かつての価値観でいえば、吉原は江戸の文化の最先端だった。3000人の女性が客をとり、中で働く人や出入りする者を合わせると一夜で1万人が動いていた。男と女のさまざまな欲望と夢と希望と失望が乱れ飛んでいただろう。

吉原と聞いただけで「人身売買だ」と拒否反応を示す人もいるのだが、当時の社会状況を考えると、そういう場所ができあがり、全国からそういう場所に売られてくる若い女性がいたのは事実なのである。多くは貧しい家の娘たちで、親は泣く泣く娘を売った。

あるいは、「うちにいるより3食食べられるだけ娘にとってもいいのではないか」と考えた親もいるかもしれない。彼女たちもまた、「私が出ていくことで家族が食べられるなら、それでいい」と納得していた可能性もある。それだけ社会が貧しかったのだし、幕府による庶民への圧政もあったのだろう。今の「性別や性のありようそのもの」の価値観をあてはめて非難しても詮ない話。
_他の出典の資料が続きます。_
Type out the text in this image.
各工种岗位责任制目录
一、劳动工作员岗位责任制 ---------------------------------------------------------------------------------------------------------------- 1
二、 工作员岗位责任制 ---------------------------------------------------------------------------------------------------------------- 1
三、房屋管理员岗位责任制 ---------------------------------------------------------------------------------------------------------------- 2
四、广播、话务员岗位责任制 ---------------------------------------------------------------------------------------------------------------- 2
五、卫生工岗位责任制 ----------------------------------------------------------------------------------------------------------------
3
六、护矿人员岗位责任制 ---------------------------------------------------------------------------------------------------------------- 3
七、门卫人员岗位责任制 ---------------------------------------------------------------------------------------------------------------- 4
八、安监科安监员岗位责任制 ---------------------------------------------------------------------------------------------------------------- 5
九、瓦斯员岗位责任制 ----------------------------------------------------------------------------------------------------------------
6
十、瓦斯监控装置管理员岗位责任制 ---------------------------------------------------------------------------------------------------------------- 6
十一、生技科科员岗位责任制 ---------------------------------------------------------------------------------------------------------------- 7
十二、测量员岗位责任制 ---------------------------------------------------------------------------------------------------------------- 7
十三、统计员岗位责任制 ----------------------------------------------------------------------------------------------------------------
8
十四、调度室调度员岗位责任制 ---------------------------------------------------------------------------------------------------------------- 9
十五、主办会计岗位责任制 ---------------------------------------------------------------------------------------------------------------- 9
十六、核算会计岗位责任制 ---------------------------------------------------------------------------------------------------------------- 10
全国から集まってくる女性たちの「お国なまり」をなくすために、吉原独特の「ありんす言葉」ができたのだと言われている。それもまたせつない話である。こういう社会状況があったこと、女性たちが「金持ちの遊び道具」になったことは、なかったことにはできない。その一方で、花のお江戸の吉原は、やはりファッションをはじめ、流行や文化の最先端を行っていた。

インティマシー・コーディネーターを導入

このドラマには、NHK大河では初となるインティマシー・コーディネーターが起用されている。これは映像や舞台などで俳優らが身体的接触やヌードシーンを演じるとき、演者の尊厳や心身の安全を守りながら、演者側と演出側の意向を調整する人のこと。アメリカ・ハリウッドでプロデューサーの性加害事件が明らかとなり、その後のMeToo運動につながっていく中、2017年にイギリスでこういうシーンのガイドラインが作成されたのが発端だ。欧米においても、導入に関しては賛否が分かれている。

日本でも映画監督などの性加害問題が起こっていたことが分かり、この制度は2020年から導入されてはいるが、まだ根付いてはいない。

『べらぼう』の初回には、亡くなった遊女たちが全裸で投げ込み寺(浄閑寺)の庭に放置されているシーンがあった。うつぶせとはいえ全裸である。撮影前から、インティマシー・コーディネーターやスタッフの手厚いケアがあったという。

一方で、子どもも見る時間に、こういう放送がいいのかどうかという意見もあったが、吉原は当時の江戸の粋を集めたようなきらびやかな場所であり、その裏には強烈な影もあるという意味での対比が視聴者の心には響いたようだ。

娘ともどもドラマにはまる

毎週、楽しみに見ているというユリさん(46歳)はこう言う。

「『べらぼう』は17歳の娘と一緒に見ています。吉原は公許の遊郭だったことは娘も知っていて、最初は緊張して見ていたみたい。ドラマだと割り切りながらも、そういう時代があったのはきちんと受け止めている。夫は、娘に見せていいのかどうかちょっと迷ったようですけど、私自身はあくまでも歴史の1つであり、なかったことにする方がよろしくないと思っています」

物事には光と影がある、どの立場から見るかによって賛否や善悪は変わる。多くのことは白か黒かではなく、グレーのグラデーションになっている。ユリさんはそういう感覚や考えを娘に持ってもらいたいと言った。

実際に娘と吉原に行ってみて

「吉原があったからこそ、出版文化が栄えたという側面もあったわけですよね。このドラマを見るようになってから、娘と吉原に行ってみたんです。今は面影もあまりありませんが、吉原神社や吉原弁財天など、遊女と関係のある場所は残っていた。同性として無関心ではいられないよねと娘がつぶやいたのが印象に残っています」

きっかけがないと、遊郭について考えることすらなかっただろうとユリさんは言う。そういう意味でも、真正面から吉原を捉えようとしているドラマ『べらぼう』は、今の日本で画期的なのではないだろうか。